William Muir floored following latest Pyledriver problem
A deflated William Muir was on Tuesday coming to terms with the latest setback suffered by his stable star Pyledriver, whose future may be up in the air.
Muir, who trains in partnership with Chris Grassick, planned to run his King George VI and Queen Elizabeth Stakes hero in the Betuk Winter Derby Stakes at Lingfield on February 25 before a trip to Meydan for the Dubai Sheema Classic at the end of March, but those races are now off the agenda.
“Everything was going brilliantly and I was buzzing, but yesterday morning he finished a routine canter and was a tiny bit off on his near-fore,” Muir said. “We’ve got to wait on tests, but I knew where we were – he was in fantastic shape and the three bits of work he’d done have been stunning. It’s frustrating, but it’s one of those things.”
Pyledriver won the King Edward VII Stakes at Royal Ascot in 2020 and followed up with his first top-level victory in the Coronation Cup a year later. The Prix de l’Arc de Triomphe has been among his main targets for the last two seasons, but he has missed out because of injury.

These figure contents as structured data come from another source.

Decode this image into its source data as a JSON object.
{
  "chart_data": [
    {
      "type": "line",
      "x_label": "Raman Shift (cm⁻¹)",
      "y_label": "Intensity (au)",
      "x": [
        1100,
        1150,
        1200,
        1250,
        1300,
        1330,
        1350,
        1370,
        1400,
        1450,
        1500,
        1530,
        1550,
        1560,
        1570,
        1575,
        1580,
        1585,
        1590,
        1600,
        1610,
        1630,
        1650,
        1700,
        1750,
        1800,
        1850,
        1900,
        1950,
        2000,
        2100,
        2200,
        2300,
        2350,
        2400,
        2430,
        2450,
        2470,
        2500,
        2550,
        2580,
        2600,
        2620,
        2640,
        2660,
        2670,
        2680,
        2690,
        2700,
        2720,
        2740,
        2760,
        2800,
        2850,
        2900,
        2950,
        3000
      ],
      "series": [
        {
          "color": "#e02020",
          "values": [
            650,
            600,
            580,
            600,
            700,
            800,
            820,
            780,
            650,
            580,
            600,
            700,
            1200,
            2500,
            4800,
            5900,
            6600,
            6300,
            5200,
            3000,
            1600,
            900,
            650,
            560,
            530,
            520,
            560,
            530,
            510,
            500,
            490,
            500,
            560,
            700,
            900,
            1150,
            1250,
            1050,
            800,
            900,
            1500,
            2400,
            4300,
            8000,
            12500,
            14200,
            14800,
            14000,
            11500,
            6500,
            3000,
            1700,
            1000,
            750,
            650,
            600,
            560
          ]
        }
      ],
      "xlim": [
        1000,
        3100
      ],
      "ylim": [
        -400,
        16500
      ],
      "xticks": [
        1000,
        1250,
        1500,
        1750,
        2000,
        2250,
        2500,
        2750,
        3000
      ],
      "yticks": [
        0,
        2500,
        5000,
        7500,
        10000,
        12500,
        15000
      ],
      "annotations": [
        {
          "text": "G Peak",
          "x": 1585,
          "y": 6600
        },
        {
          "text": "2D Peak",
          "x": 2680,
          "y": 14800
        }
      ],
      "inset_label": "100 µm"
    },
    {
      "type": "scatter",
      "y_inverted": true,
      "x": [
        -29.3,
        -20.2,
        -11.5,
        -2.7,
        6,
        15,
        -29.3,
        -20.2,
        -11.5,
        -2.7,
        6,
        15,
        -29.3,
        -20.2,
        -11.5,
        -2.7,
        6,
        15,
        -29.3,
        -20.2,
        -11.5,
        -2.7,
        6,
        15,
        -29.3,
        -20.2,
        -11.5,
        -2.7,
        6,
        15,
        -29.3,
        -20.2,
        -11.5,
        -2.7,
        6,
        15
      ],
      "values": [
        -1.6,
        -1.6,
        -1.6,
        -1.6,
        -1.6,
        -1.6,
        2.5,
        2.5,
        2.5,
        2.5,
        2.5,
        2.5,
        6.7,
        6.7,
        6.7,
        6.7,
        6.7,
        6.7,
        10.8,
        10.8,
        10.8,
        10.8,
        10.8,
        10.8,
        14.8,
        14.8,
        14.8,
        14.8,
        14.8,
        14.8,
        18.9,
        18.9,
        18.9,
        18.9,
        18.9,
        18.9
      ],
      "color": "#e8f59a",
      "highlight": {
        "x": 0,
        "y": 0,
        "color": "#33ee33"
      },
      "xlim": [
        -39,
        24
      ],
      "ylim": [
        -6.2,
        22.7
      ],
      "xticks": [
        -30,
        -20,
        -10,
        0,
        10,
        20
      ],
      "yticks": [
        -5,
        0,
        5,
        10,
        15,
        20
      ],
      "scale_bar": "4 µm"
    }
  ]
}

Muir, who trains the homebred in Lambourn for the La Pyle Partnership, added: “Nothing jumps out. His legs are ice cold and it’s not a fracture that we can see, but we’ve got to wait for scans in the next day or so.
“I could throw the King George in July out there if we could be back for that time of year, or if it’s very minor and we could be back for whatever, but, in my mind, I’ve taken him out of the Lingfield race and the Sheema Classic. It is tough to take. I was doing backflips last week because he was right back on track and I thought we were in business. I’m just hoping it’s a LBW and he’s back for the next innings.”
Pyledriver is not fashionably bred, being by Harbour Watch, but only four horses produced better turf performances than him in 2022 and connections could consider his future as a stallion if the injury is serious.
Muir said: “Horses are very precious to me and, even though he was just one per cent off, I’ve got to take it seriously, so we’ve got to find out what the problem is. I don’t want him to be bad that leads to him being really bad. He’s a good-looking horse who has won a King George and Coronation Cup and other decent races, and his rating  showed how good he is, so he would make a very good stallion somewhere. That’s something to explore if we can’t get him back, but he is as good, if not better, than he was – his worked showed me that.
“If I think he’d find it difficult to come back, then we’ll look for a stallion job, but we haven’t pursued that or talked about it.”